After a rollercoaster ride in early October, mortgage rates have decided to take a breather over the past two weeks. The past week, in particular, has been quieter than a librarian during finals week. In the grand scheme of the past two months, it’s like we’ve gone from a fireworks display to a cozy candlelit dinner. To illustrate, here’s a chart that tracks bond market volatility, the puppet master behind mortgage rate movements.
Naturally, with less drama in the bond market, mortgage rates have calmed down too. The average 30-year fixed rate has been as consistent as your favorite sitcom rerun, staying within a narrow 0.05% range and finishing the week exactly where it ended last Friday. Rates are also hovering around the levels we saw in late October. So, if we zoom out and squint a bit, the mortgage rate scene has been more “meh” than “wow” for over a month.
Let’s be real: “flat” might not sound thrilling, but given recent chaos, it’s the best win we could hope for in the short term. To see rates drop significantly, we’d need a pretty compelling argument—think major economic data, like jobs reports or inflation numbers, which are due in the first two weeks of December. Until then, we’re likely to remain in this holding pattern. Although, with next week being a holiday week, there’s always the chance for random market shenanigans. (Who doesn’t love a little unpredictable chaos during turkey season?)

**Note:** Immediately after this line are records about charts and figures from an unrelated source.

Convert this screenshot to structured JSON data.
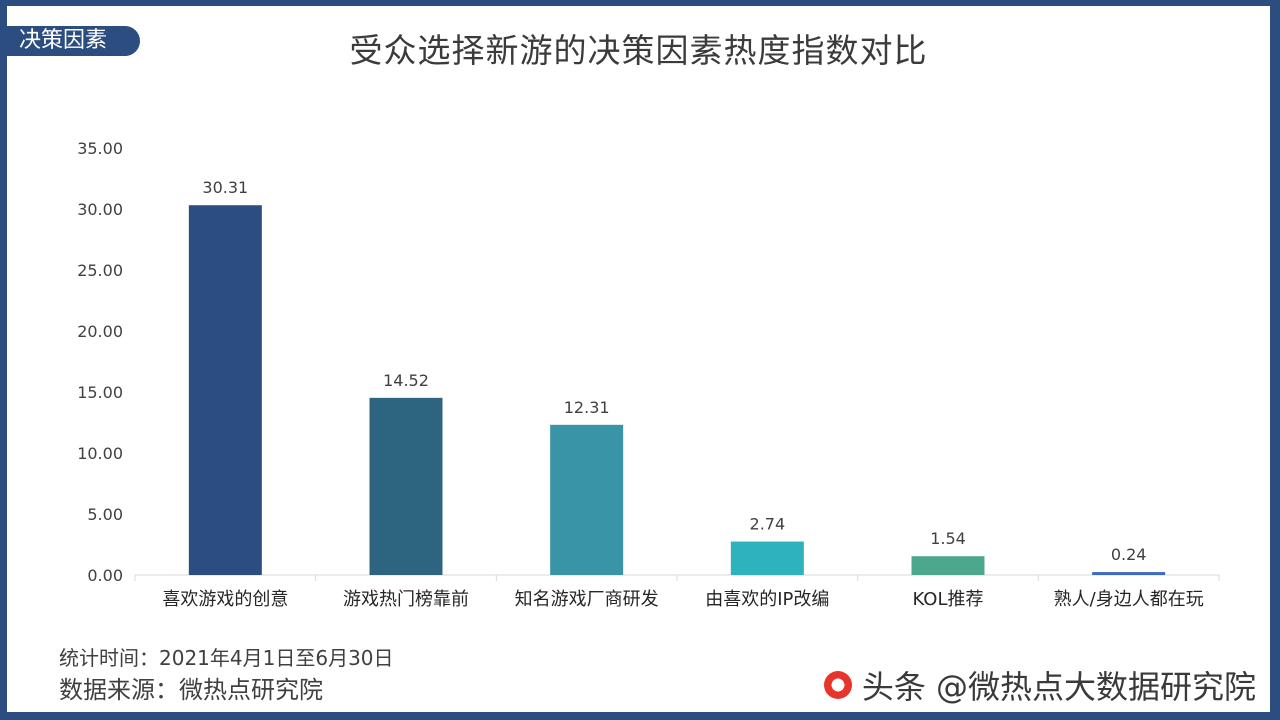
{
  "section_tag": "决策因素",
  "chart_data": {
    "type": "bar",
    "title": "受众选择新游的决策因素热度指数对比",
    "categories": [
      "喜欢游戏的创意",
      "游戏热门榜靠前",
      "知名游戏厂商研发",
      "由喜欢的IP改编",
      "KOL推荐",
      "熟人/身边人都在玩"
    ],
    "values": [
      30.31,
      14.52,
      12.31,
      2.74,
      1.54,
      0.24
    ],
    "value_labels": [
      "30.31",
      "14.52",
      "12.31",
      "2.74",
      "1.54",
      "0.24"
    ],
    "colors": [
      "#2c4d80",
      "#2d6580",
      "#3894a6",
      "#2db3bd",
      "#4ca78d",
      "#3d6ac2"
    ],
    "yticks": [
      "0.00",
      "5.00",
      "10.00",
      "15.00",
      "20.00",
      "25.00",
      "30.00",
      "35.00"
    ],
    "ylim": [
      0,
      35
    ],
    "grid": false,
    "legend": "none"
  },
  "footer": {
    "period": "统计时间：2021年4月1日至6月30日",
    "source": "数据来源：微热点研究院"
  },
  "watermark": {
    "text": "头条 @微热点大数据研究院"
  }
}
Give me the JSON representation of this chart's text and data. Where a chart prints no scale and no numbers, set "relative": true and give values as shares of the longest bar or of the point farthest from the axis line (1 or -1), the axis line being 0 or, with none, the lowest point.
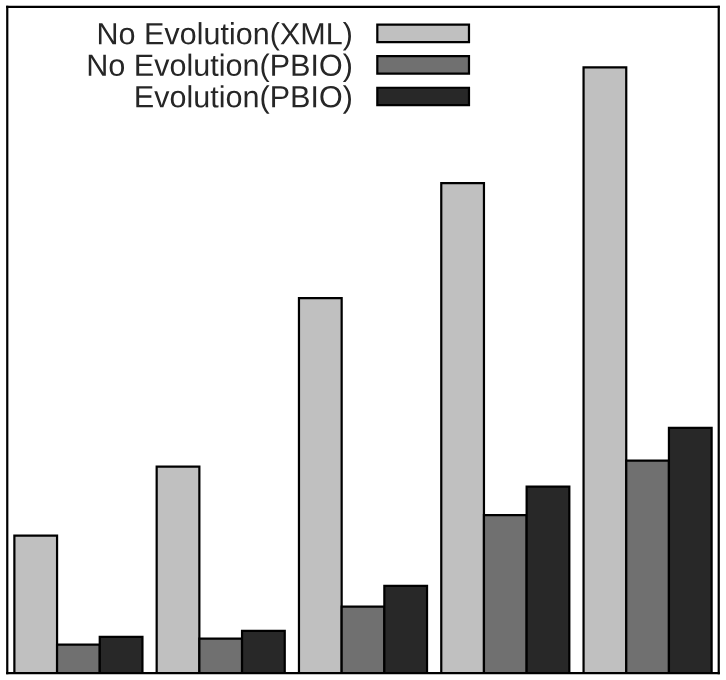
{
  "chart_data": {
    "type": "bar",
    "relative": true,
    "categories": [
      null,
      null,
      null,
      null,
      null
    ],
    "series": [
      {
        "name": "No Evolution(XML)",
        "color": "#c0c0c0",
        "values": [
          0.227,
          0.341,
          0.619,
          0.809,
          1
        ]
      },
      {
        "name": "No Evolution(PBIO)",
        "color": "#707070",
        "values": [
          0.047,
          0.057,
          0.11,
          0.261,
          0.351
        ]
      },
      {
        "name": "Evolution(PBIO)",
        "color": "#282828",
        "values": [
          0.06,
          0.07,
          0.144,
          0.308,
          0.405
        ]
      }
    ],
    "legend": "top",
    "grid": false
  }
}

Meanwhile, the broader housing market seems unimpressed with all this mortgage rate plateauing. Metrics like sales and sentiment have been as flat as a pancake—just not the fluffy, delicious kind. Blame rates for that one.

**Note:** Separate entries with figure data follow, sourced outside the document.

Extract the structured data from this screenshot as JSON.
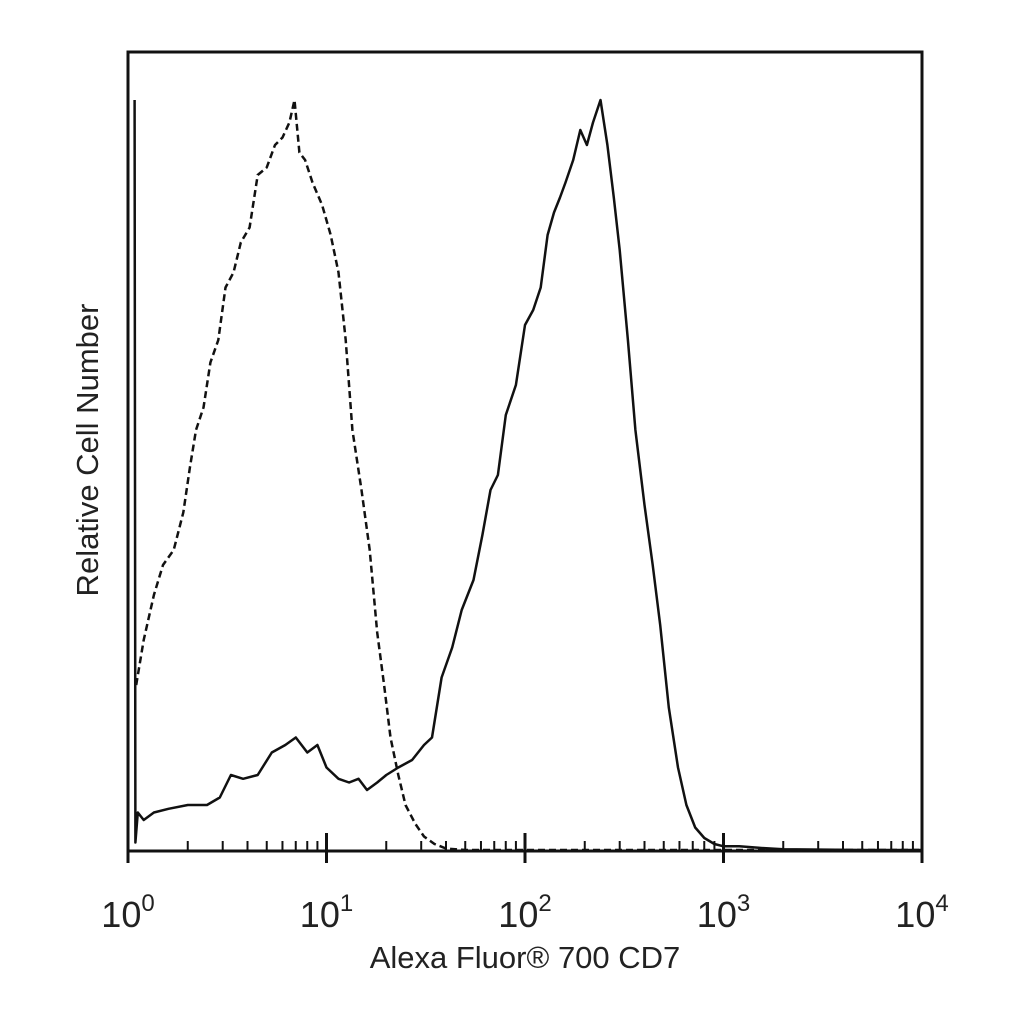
{
  "chart_data": {
    "type": "line",
    "title": "",
    "xlabel": "Alexa Fluor® 700 CD7",
    "ylabel": "Relative Cell Number",
    "x_scale": "log",
    "xlim": [
      1,
      10000
    ],
    "ylim": [
      0,
      100
    ],
    "y_ticks_shown": false,
    "x_ticks": [
      {
        "base": "10",
        "exp": "0",
        "value": 1
      },
      {
        "base": "10",
        "exp": "1",
        "value": 10
      },
      {
        "base": "10",
        "exp": "2",
        "value": 100
      },
      {
        "base": "10",
        "exp": "3",
        "value": 1000
      },
      {
        "base": "10",
        "exp": "4",
        "value": 10000
      }
    ],
    "series": [
      {
        "style": "dashed",
        "color": "#111111",
        "points": [
          [
            1.1,
            22
          ],
          [
            1.2,
            28
          ],
          [
            1.35,
            34
          ],
          [
            1.5,
            38
          ],
          [
            1.7,
            40
          ],
          [
            1.9,
            45
          ],
          [
            2.05,
            51
          ],
          [
            2.2,
            56
          ],
          [
            2.4,
            59
          ],
          [
            2.6,
            65
          ],
          [
            2.85,
            68
          ],
          [
            3.1,
            75
          ],
          [
            3.4,
            77
          ],
          [
            3.7,
            81
          ],
          [
            4.1,
            83
          ],
          [
            4.5,
            90
          ],
          [
            5.0,
            91
          ],
          [
            5.5,
            94
          ],
          [
            6.0,
            95
          ],
          [
            6.5,
            97
          ],
          [
            6.9,
            100
          ],
          [
            7.3,
            93
          ],
          [
            7.8,
            92
          ],
          [
            8.5,
            89
          ],
          [
            9.5,
            86
          ],
          [
            10.5,
            82
          ],
          [
            11.5,
            77
          ],
          [
            12.5,
            68
          ],
          [
            13.5,
            56
          ],
          [
            15,
            48
          ],
          [
            16.5,
            40
          ],
          [
            18,
            29
          ],
          [
            19.5,
            22
          ],
          [
            21,
            15
          ],
          [
            23,
            10
          ],
          [
            25,
            6
          ],
          [
            28,
            3.5
          ],
          [
            31,
            1.8
          ],
          [
            35,
            0.8
          ],
          [
            40,
            0.2
          ],
          [
            50,
            0
          ],
          [
            100,
            0
          ],
          [
            1000,
            0
          ],
          [
            10000,
            0
          ]
        ]
      },
      {
        "style": "solid",
        "color": "#111111",
        "points": [
          [
            1.08,
            100
          ],
          [
            1.09,
            1
          ],
          [
            1.12,
            5
          ],
          [
            1.2,
            4
          ],
          [
            1.35,
            5
          ],
          [
            1.6,
            5.5
          ],
          [
            2.0,
            6
          ],
          [
            2.5,
            6
          ],
          [
            2.9,
            7
          ],
          [
            3.3,
            10
          ],
          [
            3.8,
            9.5
          ],
          [
            4.5,
            10
          ],
          [
            5.3,
            13
          ],
          [
            6.2,
            14
          ],
          [
            7.0,
            15
          ],
          [
            8.0,
            13
          ],
          [
            9.0,
            14
          ],
          [
            10,
            11
          ],
          [
            11.5,
            9.5
          ],
          [
            13,
            9
          ],
          [
            14.5,
            9.5
          ],
          [
            16,
            8
          ],
          [
            18,
            9
          ],
          [
            20,
            10
          ],
          [
            23,
            11
          ],
          [
            27,
            12
          ],
          [
            31,
            14
          ],
          [
            34,
            15
          ],
          [
            38,
            23
          ],
          [
            43,
            27
          ],
          [
            48,
            32
          ],
          [
            55,
            36
          ],
          [
            61,
            42
          ],
          [
            67,
            48
          ],
          [
            73,
            50
          ],
          [
            80,
            58
          ],
          [
            90,
            62
          ],
          [
            100,
            70
          ],
          [
            110,
            72
          ],
          [
            120,
            75
          ],
          [
            130,
            82
          ],
          [
            140,
            85
          ],
          [
            150,
            87
          ],
          [
            160,
            89
          ],
          [
            175,
            92
          ],
          [
            190,
            96
          ],
          [
            205,
            94
          ],
          [
            220,
            97
          ],
          [
            240,
            100
          ],
          [
            260,
            94
          ],
          [
            280,
            87
          ],
          [
            300,
            80
          ],
          [
            330,
            68
          ],
          [
            360,
            56
          ],
          [
            400,
            46
          ],
          [
            440,
            38
          ],
          [
            480,
            30
          ],
          [
            530,
            19
          ],
          [
            590,
            11
          ],
          [
            650,
            6
          ],
          [
            720,
            3
          ],
          [
            800,
            1.6
          ],
          [
            900,
            0.8
          ],
          [
            1000,
            0.5
          ],
          [
            1200,
            0.5
          ],
          [
            1500,
            0.3
          ],
          [
            2000,
            0.1
          ],
          [
            5000,
            0
          ],
          [
            10000,
            0
          ]
        ]
      }
    ]
  }
}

For example, housing sentiment and tangible sales/construction numbers typically go hand in hand like peanut butter and jelly. But over the past two years, that relationship has been more like peanut butter and pickles. This week’s data on builder sentiment and residential construction drives the point home: housing starts are back to pre-pandemic highs, but builder confidence is still nursing its wounds.
When you bring mortgage rates into the conversation, the mystery clears up. Big spikes in rates align suspiciously well with big dips in builder confidence, like synchronized swimmers who forgot their routine.

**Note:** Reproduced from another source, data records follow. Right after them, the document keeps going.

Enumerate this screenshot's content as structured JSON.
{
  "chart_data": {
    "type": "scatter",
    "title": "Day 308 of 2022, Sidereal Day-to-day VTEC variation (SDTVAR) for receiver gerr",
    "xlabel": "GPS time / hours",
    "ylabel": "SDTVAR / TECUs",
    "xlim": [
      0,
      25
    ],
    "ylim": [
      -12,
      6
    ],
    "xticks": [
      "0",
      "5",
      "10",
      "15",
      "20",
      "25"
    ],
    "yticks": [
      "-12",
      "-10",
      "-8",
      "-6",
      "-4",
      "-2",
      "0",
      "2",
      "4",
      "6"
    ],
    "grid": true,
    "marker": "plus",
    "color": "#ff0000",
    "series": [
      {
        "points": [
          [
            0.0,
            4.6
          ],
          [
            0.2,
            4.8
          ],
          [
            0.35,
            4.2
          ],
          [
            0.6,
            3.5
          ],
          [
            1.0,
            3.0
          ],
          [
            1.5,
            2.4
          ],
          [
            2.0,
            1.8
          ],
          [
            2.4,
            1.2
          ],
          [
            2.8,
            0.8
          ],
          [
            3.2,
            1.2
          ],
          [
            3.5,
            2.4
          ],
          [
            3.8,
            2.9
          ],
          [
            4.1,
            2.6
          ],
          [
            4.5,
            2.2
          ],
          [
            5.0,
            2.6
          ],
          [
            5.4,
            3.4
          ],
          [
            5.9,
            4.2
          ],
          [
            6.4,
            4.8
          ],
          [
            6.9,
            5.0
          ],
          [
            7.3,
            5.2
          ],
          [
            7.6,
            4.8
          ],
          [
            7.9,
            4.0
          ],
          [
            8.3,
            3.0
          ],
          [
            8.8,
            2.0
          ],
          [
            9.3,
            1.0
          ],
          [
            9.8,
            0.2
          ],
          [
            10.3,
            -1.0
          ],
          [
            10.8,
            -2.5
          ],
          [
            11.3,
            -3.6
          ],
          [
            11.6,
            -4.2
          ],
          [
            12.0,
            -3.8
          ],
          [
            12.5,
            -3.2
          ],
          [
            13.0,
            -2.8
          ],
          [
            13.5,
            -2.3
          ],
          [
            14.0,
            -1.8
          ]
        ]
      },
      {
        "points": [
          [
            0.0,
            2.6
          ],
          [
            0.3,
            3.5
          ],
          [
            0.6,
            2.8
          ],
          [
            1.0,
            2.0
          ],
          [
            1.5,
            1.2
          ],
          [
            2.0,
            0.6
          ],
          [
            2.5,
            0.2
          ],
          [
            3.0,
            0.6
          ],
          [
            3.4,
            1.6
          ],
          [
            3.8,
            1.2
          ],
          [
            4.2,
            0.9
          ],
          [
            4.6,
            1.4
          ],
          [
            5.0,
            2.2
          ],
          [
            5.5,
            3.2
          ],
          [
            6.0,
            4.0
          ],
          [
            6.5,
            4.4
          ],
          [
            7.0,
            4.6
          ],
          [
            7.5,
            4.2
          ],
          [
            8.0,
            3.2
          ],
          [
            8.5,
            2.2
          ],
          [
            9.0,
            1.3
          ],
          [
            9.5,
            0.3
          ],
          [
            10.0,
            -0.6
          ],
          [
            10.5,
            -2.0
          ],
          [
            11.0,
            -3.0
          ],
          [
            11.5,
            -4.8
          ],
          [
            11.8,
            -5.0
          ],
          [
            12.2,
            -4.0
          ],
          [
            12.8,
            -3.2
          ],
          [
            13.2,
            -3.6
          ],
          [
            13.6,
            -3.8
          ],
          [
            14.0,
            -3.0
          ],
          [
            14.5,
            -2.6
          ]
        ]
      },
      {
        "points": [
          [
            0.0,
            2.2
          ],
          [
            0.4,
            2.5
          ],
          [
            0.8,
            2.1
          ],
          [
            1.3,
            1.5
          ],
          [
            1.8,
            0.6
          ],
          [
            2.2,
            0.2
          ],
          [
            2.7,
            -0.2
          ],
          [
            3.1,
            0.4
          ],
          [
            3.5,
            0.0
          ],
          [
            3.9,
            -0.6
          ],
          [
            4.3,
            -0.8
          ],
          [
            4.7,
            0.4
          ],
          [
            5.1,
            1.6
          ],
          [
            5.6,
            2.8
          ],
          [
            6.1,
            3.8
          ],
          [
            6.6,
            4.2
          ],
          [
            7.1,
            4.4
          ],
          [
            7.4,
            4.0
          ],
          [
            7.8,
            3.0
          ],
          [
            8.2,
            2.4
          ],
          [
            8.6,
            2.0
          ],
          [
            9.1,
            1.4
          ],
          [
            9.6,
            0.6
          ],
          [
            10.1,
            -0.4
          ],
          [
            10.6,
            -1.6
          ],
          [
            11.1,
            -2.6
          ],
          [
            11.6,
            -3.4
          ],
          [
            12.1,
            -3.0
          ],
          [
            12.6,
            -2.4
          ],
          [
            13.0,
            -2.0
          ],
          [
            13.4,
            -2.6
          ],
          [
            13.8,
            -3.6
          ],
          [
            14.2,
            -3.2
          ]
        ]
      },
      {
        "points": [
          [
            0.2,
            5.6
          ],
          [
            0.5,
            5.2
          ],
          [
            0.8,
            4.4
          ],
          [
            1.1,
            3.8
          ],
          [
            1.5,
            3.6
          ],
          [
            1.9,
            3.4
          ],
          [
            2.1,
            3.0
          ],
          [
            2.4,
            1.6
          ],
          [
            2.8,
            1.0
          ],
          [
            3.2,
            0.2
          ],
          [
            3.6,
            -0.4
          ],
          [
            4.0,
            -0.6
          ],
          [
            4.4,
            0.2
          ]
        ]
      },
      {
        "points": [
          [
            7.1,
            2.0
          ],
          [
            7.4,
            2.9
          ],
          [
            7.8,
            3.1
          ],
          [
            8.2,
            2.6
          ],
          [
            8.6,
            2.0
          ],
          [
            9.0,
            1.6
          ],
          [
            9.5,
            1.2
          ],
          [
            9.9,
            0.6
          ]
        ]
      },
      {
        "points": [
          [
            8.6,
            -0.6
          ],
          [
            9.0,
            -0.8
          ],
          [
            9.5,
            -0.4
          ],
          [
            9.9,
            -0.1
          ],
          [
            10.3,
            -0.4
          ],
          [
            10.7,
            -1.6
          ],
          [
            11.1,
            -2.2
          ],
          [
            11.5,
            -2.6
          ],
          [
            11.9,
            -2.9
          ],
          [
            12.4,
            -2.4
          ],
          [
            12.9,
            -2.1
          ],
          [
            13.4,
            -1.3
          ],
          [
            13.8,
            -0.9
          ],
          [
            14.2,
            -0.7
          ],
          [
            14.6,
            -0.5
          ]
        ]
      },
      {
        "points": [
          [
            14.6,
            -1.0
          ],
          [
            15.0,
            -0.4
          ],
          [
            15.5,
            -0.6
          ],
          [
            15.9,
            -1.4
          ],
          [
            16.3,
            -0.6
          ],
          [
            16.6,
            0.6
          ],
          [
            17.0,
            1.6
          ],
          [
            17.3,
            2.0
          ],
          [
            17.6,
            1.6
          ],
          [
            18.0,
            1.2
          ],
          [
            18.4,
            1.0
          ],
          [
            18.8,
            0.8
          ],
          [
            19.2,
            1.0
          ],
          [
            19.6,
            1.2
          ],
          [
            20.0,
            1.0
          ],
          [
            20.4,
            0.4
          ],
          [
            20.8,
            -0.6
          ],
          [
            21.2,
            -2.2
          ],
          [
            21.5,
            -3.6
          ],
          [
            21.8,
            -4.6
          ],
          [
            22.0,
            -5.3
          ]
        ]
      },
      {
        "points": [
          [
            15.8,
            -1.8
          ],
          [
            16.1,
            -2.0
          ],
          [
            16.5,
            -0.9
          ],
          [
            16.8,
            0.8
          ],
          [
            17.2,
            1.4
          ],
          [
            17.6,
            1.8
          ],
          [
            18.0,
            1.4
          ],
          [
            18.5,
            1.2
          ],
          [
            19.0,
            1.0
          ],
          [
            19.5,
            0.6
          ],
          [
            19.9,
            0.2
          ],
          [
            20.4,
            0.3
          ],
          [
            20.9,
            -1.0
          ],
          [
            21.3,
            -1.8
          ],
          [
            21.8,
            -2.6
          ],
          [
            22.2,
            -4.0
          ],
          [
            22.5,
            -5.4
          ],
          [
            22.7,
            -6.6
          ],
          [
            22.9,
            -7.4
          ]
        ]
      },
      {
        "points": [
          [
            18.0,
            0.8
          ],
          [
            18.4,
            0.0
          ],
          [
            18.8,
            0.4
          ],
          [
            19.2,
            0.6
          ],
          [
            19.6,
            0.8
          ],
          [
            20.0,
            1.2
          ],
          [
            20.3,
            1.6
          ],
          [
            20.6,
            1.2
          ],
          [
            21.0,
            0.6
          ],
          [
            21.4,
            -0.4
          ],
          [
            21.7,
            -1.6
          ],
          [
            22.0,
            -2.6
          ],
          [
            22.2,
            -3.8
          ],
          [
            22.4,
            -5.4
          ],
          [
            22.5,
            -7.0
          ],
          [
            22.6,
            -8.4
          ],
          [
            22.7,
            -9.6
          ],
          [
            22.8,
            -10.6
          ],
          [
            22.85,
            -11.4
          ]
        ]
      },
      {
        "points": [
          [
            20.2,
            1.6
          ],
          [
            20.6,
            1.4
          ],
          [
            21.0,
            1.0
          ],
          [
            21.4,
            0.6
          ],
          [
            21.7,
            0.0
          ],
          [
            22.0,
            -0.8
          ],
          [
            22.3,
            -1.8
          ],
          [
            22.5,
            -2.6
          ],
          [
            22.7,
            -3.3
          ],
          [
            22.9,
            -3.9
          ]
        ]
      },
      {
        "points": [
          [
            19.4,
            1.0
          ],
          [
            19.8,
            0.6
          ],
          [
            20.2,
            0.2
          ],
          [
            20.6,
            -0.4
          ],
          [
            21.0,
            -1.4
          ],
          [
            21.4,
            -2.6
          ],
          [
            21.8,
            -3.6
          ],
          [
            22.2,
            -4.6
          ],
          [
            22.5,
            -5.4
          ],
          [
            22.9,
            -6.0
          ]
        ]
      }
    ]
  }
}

It’s the same sad story for Existing Home Sales, which also dropped by to remind us this week that they’ve been lounging at low levels for two years now.
But let’s end on a hopeful note: long-term charts like this do offer a silver lining. They suggest a pattern consistent with rates hitting a long-term ceiling and housing metrics finding their long-term floor. Of course, there are no guarantees in this game, but hey, hope springs eternal—especially when paired with a steady decline in rates!